School of Actual Life

I fantasize about a school that prioritizes the learning of real-life skills over our current study of modern civilization, the latter of which in no way addresses how to be a living organism on this planet.

I imagine there was a time when parents and teachers taught children how to build shelter, what’s okay to eat in the forest, proper courtship techniques, etc. Today most of us learn none of these things. If we did, there might be no such thing as, say, “homelessness”, since in theory anyone who knows how to shield themself from the elements using natural materials could always have a home.

Instead, we outsource life skills through the use of money, an arbitrary concept — and thus a shaky foundation — on which to rely. If money stops being a thing, or you just run out of it, you’re in deep trouble if you’ve invested your education only in the acquisition of money rather than directly in the knowledge and skills it replaces.

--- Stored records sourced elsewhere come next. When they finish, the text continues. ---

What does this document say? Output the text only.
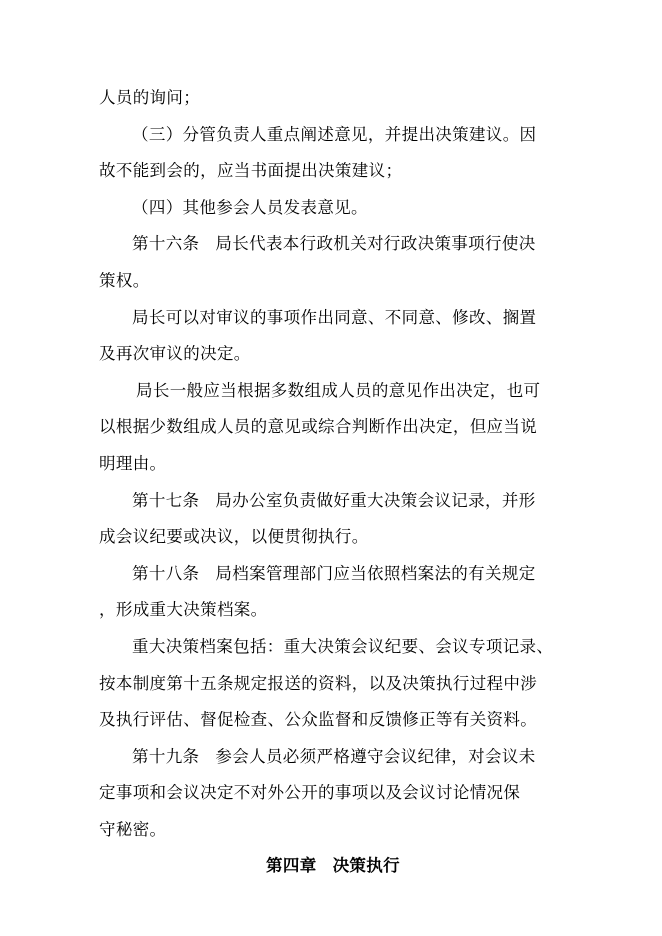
人员的询问；
（三）分管负责人重点阐述意见，并提出决策建议。因
故不能到会的，应当书面提出决策建议；
（四）其他参会人员发表意见。
第十六条 局长代表本行政机关对行政决策事项行使决
策权。
局长可以对审议的事项作出同意、不同意、修改、搁置
及再次审议的决定。
局长一般应当根据多数组成人员的意见作出决定，也可
以根据少数组成人员的意见或综合判断作出决定，但应当说
明理由。
第十七条 局办公室负责做好重大决策会议记录，并形
成会议纪要或决议，以便贯彻执行。
第十八条 局档案管理部门应当依照档案法的有关规定
，形成重大决策档案。
重大决策档案包括：重大决策会议纪要、会议专项记录、
按本制度第十五条规定报送的资料，以及决策执行过程中涉
及执行评估、督促检查、公众监督和反馈修正等有关资料。
第十九条 参会人员必须严格遵守会议纪律，对会议未
定事项和会议决定不对外公开的事项以及会议讨论情况保
守秘密。
第四章 决策执行
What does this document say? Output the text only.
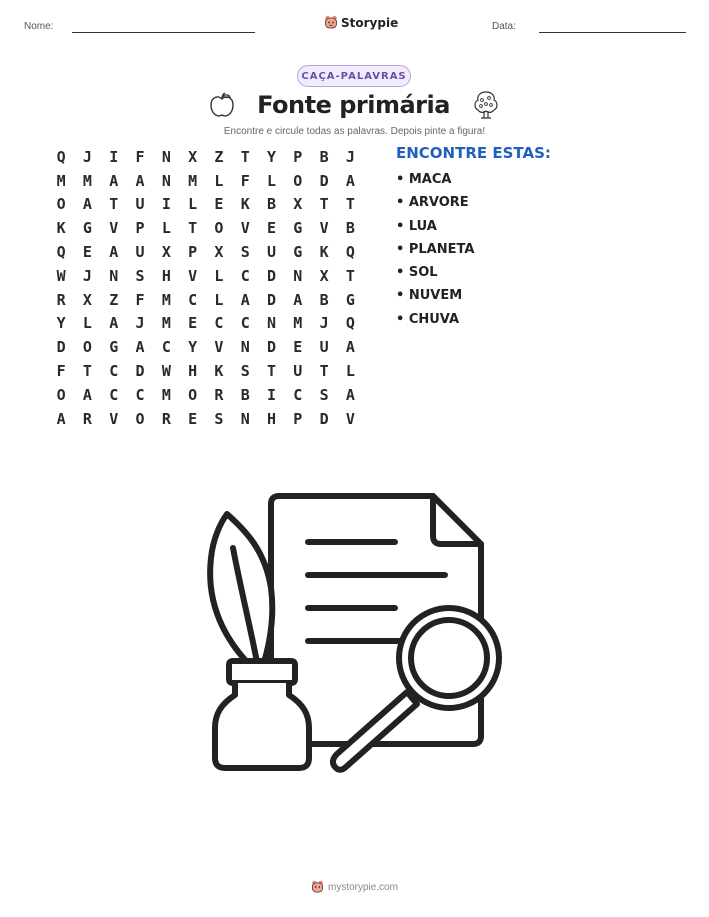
Nome:	Storypie	Data:
CAÇA-PALAVRAS
Fonte primária
Encontre e circule todas as palavras. Depois pinte a figura!
Q	J	I	F	N	X	Z	T	Y	P	B	J
M	M	A	A	N	M	L	F	L	O	D	A
O	A	T	U	I	L	E	K	B	X	T	T
K	G	V	P	L	T	O	V	E	G	V	B
Q	E	A	U	X	P	X	S	U	G	K	Q
W	J	N	S	H	V	L	C	D	N	X	T
R	X	Z	F	M	C	L	A	D	A	B	G
Y	L	A	J	M	E	C	C	N	M	J	Q
D	O	G	A	C	Y	V	N	D	E	U	A
F	T	C	D	W	H	K	S	T	U	T	L
O	A	C	C	M	O	R	B	I	C	S	A
A	R	V	O	R	E	S	N	H	P	D	V
ENCONTRE ESTAS:
• MACA
• ARVORE
• LUA
• PLANETA
• SOL
• NUVEM
• CHUVA
mystorypie.com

I myself am the product of modern education: I can balance a checkbook, I’ve read some literature, I can tell you who the first president was of this thing we’ve agreed to call the “United States”. But I don’t know how to tell if a melon is ripe, I don’t know how to tie a knot, and it took me 35 years to only begin to know how to talk to a woman. But I’m trying (on all fronts). The more of these real-world skills I learn, the more capably I can exist on this planet…and the less money I need to do it.